Wednesday, July 20, 2022

Vladimir by Julia May Jonas

 


Interesting book, well-written but flawed in my estimation.  The writing is very thoughtful and kept me interested, but the ending was just not for me.


Friday, July 15, 2022

The Latecomer by Jean Hanff Korelitz

 


Thoroughly enjoyed this book, even though there was a bit of a "slow spot" in the middle.  The characters, three (no four!) siblings are born through IVF so they are technically triplets, but their relationship to each other is strained to say the least.

This is a family story, and a story of origins, class, deceit, sexuality, tragedy, religion, and more.  Each chapter is written from a different sibling's perspective.

There are twists and turns and surprises in this novel.
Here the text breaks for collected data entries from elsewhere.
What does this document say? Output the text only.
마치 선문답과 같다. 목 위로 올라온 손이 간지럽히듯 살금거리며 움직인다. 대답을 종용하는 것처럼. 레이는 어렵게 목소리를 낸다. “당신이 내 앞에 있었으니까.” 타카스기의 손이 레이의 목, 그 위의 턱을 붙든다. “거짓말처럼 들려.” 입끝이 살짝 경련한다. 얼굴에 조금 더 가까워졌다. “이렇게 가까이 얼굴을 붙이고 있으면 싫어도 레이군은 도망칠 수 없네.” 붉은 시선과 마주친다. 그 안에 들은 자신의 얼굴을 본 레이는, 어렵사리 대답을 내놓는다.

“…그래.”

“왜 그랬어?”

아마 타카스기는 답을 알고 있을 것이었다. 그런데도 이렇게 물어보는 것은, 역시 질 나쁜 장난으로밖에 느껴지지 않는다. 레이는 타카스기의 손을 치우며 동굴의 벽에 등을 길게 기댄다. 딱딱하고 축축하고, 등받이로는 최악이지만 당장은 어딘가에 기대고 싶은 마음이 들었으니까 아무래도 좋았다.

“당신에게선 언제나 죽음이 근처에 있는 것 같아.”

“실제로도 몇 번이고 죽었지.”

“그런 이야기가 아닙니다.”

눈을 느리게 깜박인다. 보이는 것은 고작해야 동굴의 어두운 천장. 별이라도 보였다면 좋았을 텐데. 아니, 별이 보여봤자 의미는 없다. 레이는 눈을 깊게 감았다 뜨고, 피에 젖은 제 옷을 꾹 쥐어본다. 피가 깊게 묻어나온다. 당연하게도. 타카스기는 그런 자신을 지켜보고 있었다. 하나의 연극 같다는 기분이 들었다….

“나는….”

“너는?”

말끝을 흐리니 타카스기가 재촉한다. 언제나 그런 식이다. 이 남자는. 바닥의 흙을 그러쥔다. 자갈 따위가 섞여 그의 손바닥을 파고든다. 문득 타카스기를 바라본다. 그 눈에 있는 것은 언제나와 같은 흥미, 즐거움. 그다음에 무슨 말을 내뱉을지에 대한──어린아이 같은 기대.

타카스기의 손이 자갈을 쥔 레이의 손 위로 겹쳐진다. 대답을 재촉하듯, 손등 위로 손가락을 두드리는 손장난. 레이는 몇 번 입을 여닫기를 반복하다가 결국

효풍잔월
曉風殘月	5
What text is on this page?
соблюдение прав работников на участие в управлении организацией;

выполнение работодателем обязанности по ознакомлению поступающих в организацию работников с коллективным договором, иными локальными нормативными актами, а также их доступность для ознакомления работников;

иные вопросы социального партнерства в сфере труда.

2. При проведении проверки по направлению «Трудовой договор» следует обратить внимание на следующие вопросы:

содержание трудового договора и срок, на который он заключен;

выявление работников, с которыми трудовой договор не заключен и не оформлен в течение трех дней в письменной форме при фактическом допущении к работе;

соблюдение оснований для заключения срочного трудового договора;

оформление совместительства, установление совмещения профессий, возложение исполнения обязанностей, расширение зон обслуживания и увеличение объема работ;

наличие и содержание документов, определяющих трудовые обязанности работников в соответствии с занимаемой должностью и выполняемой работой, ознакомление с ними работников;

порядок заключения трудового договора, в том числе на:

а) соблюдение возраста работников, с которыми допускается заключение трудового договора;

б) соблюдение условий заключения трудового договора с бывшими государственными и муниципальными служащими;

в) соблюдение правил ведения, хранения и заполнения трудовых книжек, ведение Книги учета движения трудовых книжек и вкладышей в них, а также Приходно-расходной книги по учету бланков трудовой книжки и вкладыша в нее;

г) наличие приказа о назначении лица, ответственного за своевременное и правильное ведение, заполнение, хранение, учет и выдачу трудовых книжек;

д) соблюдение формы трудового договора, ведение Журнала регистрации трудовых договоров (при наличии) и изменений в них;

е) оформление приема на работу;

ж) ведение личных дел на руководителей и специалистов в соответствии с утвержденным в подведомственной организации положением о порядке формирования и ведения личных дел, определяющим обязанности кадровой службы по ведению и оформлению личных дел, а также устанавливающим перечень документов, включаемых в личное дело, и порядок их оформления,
Her last book, "The Plot," which I did not read yet, has similar characteristics, I think. Here is a paragraph from the Washington Post that says a lot about this book and why I liked it so much:

There’s a jigsaw-puzzle thrill to Korelitz’s family epic — the way it feels like a thousand scrambled, randomly shaped events until you’ve got the edges in place, and then the picture begins to resolve with accelerating inevitability and surprise. Part farce, part revenge fantasy, the climactic scene at a triple birthday party at the Oppenheimers’ “cottage” on Martha’s Vineyard is one of the most hilarious and horrible calamities I’ve ever found in a novel.


Sunday, July 3, 2022

The Lioness by Chris Bohjalian


I slogged through this book. It started out fast and fun, and I lost interest but got through it anyway. Not sure why it didn't grab me, but it just did not.  Got good reviews, but overall, not for me.